Possibility your brake hose needs replacing. They break down inside and when the brakes are applied and released, they don't let the pressure go back through the system and lock up the caliper. I had this happen to the rears and really toasted my rotors. Good luck.
Duane
Possibility your brake hose needs replacing. They break down inside and when the brakes are applied and released, they don't let the pressure go back through the system and lock up the caliper. I had this happen to the rears and really toasted my rotors. Good luck.
Duane
Yes replaced yesterday liquid flows clearly and from the brake line as well. If the caliper pistons are extended the entire time how can I get the pad in? And if I force one in the other two extend so can’t get that one on. When I manager to get them in they’re stuck in the brake position. When you spin the wheel you hear the grind
Something like this made or bought ( i had some sheet metal and bent) or 2 crossed screwdrivers....
you may also crack the bleeder when pushing back if needed then re bleed..
do one side at a time..there are springs in pistons they are supposed to push out..but not lock..
push them back evenly so as to not catch sides of pistons
You can use the tool in the above post or try a wide putty knife/scraper to push two pistons in and insert the pad.
The springs behind the pistons will always push the pad against the rotor.
Something like this made or bought ( i had some sheet metal and bent) or 2 crossed screwdrivers....

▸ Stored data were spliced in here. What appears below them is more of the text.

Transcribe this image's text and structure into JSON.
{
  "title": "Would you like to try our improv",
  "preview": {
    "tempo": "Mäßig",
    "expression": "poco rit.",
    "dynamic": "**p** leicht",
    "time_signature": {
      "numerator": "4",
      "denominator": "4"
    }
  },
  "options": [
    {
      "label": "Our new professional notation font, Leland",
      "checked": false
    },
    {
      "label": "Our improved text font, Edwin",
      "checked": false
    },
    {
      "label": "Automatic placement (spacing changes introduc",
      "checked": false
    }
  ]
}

you may also crack the bleeder when pushing back if needed then re bleed..
do one side at a time..there are springs in pistons they are supposed to push out..but not lock..
push them back evenly so as to not catch sides of pistons
bought it from walmart vendor ecklers exact item for 15 bucks will be here friday. here's hoping.
oh and in future do one pad at a time starting with inner and don't do both at once. i should have known better. see number 6 where my dirty fingernail is pointing (i've been working on the vette so i have the right to be dirty lol)
Last edited by michael lamoglia; Nov 30, 2020 at 11:45 PM.
So I found the metal shim behind the pad itself jammed between the dust cover and rotor making a grinding noise. I must have forced it in so hard and didn't notice it fall off? I don't see how. Anyway I changed them again. pulled hard to the right. I talked to a friend of mine and he said to wear them in. I would hard brake going very slowly around the block then drove for a bit and it went away 95%. The alignment is horrible so dropped it off today for that. Lastly I should have done both fronts but since I ran into this didn't want to destroy both. Will change on friday and see how it goes plus alignment today will check out
Mike, if you only did one side of the front, without at least changing the pads on the other side at the same time, you are going to get a certain amount of pulling to one side or the other. At the very least try using the below Brake pad & Rotor Bed-in Procedure to see if that helps.
"Bedding-in new pads and rotors should be done carefully and slowly...Most brake pad compounds will take up to 300-400 miles to fully develop an even transfer film on the rotors."
Mike, if you only did one side of the front, without at least changing the pads on the other side at the same time, you are going to get a certain amount of pulling to one side or the other. At the very least try using the below Brake pad & Rotor Bed-in Procedure to see if that helps.
"Bedding-in new pads and rotors should be done carefully and slowly...Most brake pad compounds will take up to 300-400 miles to fully develop an even transfer film on the rotors."
Excellent thanks. This friday I get a new set of pads and caliper piston tool to hold it back so i can do both. I did a pretty good job on redoing my vette including timing chain with the help of everyone but I just don't grasp brakes/steering very well. Thanks!!!